On July 31, 1975, after a hearing, judgment was entered denying and dismissing his complaint. The judge made findings of fact and "rulings" of law. Mass.R.Civ.P. 52 (a), 365 Mass. 816-817 (1974). For the reason stated earlier in this opinion, we pass the question whether the judge was required to give full faith and credit, as he did here, to the judgment of the North Carolina court. The judge concluded in substance that his judgment of July 1, 1975, on Kathryn's petition for custody was decisive of the issues presented in this case (see Stevens v. Stevens, 337 Mass. at 628) and that the welfare of the children was not to be affected by the terms of the agreement on which Thomas relied. There was no error.

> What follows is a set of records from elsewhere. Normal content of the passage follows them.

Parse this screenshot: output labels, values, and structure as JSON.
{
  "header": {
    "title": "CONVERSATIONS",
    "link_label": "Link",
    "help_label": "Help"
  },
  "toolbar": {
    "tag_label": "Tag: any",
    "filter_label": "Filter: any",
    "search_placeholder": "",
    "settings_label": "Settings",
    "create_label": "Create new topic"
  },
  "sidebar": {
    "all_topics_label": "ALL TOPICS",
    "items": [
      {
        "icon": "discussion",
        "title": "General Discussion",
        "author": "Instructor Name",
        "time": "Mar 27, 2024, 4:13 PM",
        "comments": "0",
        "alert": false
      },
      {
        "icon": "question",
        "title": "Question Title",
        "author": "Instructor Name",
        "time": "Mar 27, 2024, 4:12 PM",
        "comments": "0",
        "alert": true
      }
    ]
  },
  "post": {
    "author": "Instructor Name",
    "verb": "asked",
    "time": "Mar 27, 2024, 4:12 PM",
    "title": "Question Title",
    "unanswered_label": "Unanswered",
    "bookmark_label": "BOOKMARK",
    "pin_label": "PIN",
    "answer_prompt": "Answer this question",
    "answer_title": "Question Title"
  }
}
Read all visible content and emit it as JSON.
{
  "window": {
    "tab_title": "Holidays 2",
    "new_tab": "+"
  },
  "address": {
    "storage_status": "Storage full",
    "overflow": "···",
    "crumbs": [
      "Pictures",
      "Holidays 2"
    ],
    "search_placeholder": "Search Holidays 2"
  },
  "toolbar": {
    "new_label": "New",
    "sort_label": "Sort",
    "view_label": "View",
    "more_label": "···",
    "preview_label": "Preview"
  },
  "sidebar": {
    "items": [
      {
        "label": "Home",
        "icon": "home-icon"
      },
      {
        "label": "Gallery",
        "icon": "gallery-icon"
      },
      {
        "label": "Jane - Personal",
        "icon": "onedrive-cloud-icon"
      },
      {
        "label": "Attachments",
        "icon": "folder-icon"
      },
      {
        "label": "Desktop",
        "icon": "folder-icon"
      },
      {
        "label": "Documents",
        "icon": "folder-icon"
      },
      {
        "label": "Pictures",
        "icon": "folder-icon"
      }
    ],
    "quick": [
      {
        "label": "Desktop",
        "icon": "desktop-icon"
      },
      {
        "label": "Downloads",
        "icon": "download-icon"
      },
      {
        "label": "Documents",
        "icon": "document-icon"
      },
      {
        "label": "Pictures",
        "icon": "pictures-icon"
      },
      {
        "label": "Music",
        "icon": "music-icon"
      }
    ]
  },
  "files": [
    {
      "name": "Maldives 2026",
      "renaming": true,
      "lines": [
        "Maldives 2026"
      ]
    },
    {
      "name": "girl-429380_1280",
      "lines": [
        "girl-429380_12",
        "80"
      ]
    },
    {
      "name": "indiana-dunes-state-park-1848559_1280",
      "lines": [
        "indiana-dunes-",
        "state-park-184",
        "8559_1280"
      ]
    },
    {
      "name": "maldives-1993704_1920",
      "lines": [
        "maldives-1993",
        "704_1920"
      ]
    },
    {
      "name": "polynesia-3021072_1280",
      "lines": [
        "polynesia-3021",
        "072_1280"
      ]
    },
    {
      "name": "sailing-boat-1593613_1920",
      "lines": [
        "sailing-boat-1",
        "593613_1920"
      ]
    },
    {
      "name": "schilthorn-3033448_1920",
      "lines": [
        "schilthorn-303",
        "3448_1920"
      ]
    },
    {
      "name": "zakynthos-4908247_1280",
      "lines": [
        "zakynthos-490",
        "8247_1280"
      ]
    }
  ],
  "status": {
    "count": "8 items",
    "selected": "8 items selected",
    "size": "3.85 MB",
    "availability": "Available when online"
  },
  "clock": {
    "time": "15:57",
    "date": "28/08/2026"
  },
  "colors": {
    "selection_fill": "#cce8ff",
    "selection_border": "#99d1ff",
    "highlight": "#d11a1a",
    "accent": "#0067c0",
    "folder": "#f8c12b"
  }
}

The short answer to Thomas' contentions is that the continuing jurisdiction of the Probate Court over the custody of minor children of divorced parents may not be ousted by the terms of an agreement entered into between the parents at the time of their divorce, and the court may, where the welfare of the children warrants it, alter their situation as contemplated by that agreement. G.L.c. 208, § 28, as amended through St. 1975, c. 661, § 1. See Wilson v. Caswell, 272 Mass. 297, 302 (1930); Buchanan v. Buchanan, 353 Mass. 351, 352 (1967); Madden v. Madden, 359 Mass. 356, 363, cert. den. 404 U.S. 854 (1971).
Judgment affirmed.
NOTES
[1]  Kathryn Craddock vs. Thomas R. Masters.
[2]  The judge interviewed each of the children in camera. See Jenkins v. Jenkins, 304 Mass. 248, 251-252 (1939).